What is Apache DataFusion?
DataFusion is an in-memory query planning, optimization, and execution framework. DataFusion was created in 2017 and donated to the Apache Arrow project in 2019. DataFusion is written in Rust and takes advantage of Arrow’s in-memory data model for performance and compatibility with other projects.
The long term goal of DataFusion is to become an embedded query engine that can be used with any analytics application while providing SQL compatibility, Pandas type dataframe API, the ability to create execution plans via API, and provide best in class query performance across all of these different APIs.
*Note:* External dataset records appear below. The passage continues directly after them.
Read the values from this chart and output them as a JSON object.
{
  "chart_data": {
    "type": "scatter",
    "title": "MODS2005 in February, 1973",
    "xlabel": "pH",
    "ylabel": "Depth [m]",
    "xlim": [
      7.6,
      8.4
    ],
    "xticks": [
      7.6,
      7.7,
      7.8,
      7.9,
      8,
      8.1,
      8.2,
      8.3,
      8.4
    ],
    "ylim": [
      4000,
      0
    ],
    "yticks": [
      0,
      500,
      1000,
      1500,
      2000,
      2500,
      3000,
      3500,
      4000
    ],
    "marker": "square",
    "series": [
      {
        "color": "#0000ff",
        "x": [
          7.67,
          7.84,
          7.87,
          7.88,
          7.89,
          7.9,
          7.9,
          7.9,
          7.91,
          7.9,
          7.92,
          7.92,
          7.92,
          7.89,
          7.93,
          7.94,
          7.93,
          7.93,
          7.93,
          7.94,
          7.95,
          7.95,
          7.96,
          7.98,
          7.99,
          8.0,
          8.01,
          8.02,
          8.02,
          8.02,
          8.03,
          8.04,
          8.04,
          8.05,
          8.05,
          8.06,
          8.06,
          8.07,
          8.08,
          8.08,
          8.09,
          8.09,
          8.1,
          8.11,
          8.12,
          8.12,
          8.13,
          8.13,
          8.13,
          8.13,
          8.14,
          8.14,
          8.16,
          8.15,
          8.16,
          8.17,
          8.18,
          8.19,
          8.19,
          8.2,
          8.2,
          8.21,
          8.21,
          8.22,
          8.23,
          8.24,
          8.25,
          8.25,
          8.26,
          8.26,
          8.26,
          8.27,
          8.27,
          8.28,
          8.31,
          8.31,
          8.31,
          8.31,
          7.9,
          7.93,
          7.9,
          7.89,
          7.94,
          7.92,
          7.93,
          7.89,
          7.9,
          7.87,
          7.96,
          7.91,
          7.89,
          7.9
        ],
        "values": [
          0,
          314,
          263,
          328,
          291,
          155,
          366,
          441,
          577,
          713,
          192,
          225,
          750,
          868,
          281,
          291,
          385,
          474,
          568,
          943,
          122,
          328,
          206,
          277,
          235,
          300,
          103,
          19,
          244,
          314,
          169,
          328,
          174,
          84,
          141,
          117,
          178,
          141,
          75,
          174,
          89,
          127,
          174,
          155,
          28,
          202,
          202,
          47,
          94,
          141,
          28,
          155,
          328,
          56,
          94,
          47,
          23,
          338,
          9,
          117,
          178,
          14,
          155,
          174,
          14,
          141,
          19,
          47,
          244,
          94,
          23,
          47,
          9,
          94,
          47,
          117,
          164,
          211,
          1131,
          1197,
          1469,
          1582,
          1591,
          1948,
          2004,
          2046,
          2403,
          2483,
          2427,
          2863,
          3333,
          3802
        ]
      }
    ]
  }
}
Apache DataFusion features
DataFusion provides a number of features out of the box that make it ideal for developers working on analytics based applications. Here are some of the major features currently available through DataFusion: SQL query planner with support for multiple SQL dialects
- Pandas style DataFrame API
- Native support for Parquet, CSV, JSON, and Avro files. DataFusion can be extended with file formats via API
- Support for object storage like S3 and other object storage services with S3 compatible APIs
DataFusion also has a strong roadmap with plans for adding the following features in the future:
- Support for nested data structures like fields, lists, and structs
- Query optimizations for group by and aggregate functions
- Ability to read from remote file systems with local caching being required
Apache DataFusion use cases
DataFusion is modular by design which allows it to be embedded in larger applications and extended to fit the application’s specific needs. Here are some frequent ways that projects utilize DataFusion:
- DataFusion is used as a SQL query planner and optimizer that can be mapped to different database query engines like PostgreSQL or MySQL
- ETL data processing pipelines
- For analytics tools that want to provide their end users with a DataFrame API or SQL interface
- Applications that want to take advantage of the Apache Arrow ecoystem
Apache DataFusion and InfluxDB
InfluxDB’s latest storage engine is built on Apache Arrow and uses Apache DataFusion as its foundational query engine. This provides native SQL querying capabilities in InfluxDB. InfluxData engineers actively contribute to the development of Apache DataFusion.